Pullman frowned. “I’m sorry. I wish there was something I could do.”
It was late in the afternoon when someone called out to them. “Well, hello there!” said an old woman coming up the path. She wore a checkered apron and a pointy straw hat. “What have you caught today, woodsman?”
“Hello, Alice.” Pullman stood and Giuseppe did the same. “I brought you a stray to feed. And something to feed him with.”
“Oh, I love strays,” Alice said. “Of what variety is this one?”
“The scrawny kind. But a good-natured temperament, I would say.”
“Well, I must have a look at him.” Alice came up and peered at Giuseppe, squinting. “Hello, dear.”
Giuseppe swallowed. “Hello, ma’am. I ate a few of your apples. I hope you don’t mind.”
“Of course not, eat all you like.”
Pullman directed her attention to the turtle carcass on her lawn. “Think you could scare up some soup?”
Alice grinned. “I see you finally caught that old geezer. Good for you, woodsman. Yes, some turtle soup would be lovely. Come inside, won’t you?”
They followed her through the yellow door, and in her house Giuseppe felt the safest he had ever been since coming to America. There was but one room, with small windows that seemed to trap the sunlight in the cabin and age it to a golden yellow. A low hearth opened onto a wooden floor strewn with dried lavender stems. There was a cupboard lined with bottles of every size and shape. Some jars contained leaves and roots, while others were filled with liquids the color of amber, chalk, and mud. Herbs hung in bunches from every rafter, and a small bed snuggled in the corner under a mound of quilts.

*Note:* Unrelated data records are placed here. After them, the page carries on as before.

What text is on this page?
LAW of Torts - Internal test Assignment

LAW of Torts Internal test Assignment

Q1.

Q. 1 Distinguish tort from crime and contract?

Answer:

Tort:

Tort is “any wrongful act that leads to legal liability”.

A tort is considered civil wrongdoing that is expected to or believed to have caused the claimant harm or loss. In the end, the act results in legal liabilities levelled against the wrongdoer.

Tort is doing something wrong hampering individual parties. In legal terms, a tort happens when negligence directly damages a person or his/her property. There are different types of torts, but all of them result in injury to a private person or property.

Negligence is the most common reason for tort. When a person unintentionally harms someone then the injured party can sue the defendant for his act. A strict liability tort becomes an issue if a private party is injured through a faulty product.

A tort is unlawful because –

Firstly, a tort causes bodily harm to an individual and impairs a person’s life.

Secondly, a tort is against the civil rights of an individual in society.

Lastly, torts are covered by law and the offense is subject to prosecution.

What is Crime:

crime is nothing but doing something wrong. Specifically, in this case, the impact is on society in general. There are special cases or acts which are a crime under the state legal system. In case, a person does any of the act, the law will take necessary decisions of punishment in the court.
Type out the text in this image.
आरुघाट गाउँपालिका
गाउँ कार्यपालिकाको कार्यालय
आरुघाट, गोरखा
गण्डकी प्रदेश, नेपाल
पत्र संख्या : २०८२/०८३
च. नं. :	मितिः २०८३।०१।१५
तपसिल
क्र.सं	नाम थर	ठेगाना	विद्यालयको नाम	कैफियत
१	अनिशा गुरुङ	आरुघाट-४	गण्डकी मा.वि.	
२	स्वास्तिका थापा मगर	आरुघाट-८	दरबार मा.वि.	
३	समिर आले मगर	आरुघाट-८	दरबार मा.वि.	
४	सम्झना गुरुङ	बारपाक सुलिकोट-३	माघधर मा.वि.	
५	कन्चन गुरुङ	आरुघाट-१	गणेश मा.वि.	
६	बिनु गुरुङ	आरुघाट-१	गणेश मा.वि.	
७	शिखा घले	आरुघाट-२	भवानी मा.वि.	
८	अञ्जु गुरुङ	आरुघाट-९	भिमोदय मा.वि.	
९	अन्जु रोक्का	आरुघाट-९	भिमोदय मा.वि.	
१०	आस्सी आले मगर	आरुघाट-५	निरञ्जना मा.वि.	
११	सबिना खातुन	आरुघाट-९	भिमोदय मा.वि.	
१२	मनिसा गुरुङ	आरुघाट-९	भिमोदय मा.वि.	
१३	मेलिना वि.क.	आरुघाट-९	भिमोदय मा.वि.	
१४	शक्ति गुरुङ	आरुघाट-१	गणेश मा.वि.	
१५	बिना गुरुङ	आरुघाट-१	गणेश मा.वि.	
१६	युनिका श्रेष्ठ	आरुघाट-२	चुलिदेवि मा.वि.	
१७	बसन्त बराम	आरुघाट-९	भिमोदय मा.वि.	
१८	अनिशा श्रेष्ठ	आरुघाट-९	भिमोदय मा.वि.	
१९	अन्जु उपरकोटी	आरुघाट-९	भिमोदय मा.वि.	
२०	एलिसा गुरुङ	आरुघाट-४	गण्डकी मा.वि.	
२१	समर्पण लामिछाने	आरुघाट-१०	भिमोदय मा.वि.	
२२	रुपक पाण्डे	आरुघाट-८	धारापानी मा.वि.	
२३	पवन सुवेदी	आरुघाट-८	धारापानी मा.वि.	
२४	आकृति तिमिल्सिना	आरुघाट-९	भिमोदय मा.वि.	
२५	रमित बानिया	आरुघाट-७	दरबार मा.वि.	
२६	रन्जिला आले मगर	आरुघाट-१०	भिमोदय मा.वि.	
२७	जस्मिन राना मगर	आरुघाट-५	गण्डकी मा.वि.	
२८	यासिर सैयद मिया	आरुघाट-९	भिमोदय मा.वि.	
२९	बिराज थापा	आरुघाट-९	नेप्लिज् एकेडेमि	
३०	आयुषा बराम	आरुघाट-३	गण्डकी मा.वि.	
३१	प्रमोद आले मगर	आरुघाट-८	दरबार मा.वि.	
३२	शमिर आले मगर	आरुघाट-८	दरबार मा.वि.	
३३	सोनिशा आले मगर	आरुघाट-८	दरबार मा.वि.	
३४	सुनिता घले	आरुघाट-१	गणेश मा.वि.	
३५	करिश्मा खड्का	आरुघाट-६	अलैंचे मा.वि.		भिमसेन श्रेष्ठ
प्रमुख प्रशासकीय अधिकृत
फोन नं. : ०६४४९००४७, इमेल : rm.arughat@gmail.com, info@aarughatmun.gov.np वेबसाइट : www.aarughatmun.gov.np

“Sit yourselves at the table there.” Alice removed her hat, freeing a tangle of wispy white hair. Giuseppe and Pullman sat down while the old woman stoked the fire back to life. She heaved a kettle up on an iron hook and poured water into it from a large pitcher. After swinging the kettle in over the flames, Alice retrieved a basket hanging from a timber overhead. She handed it to Giuseppe.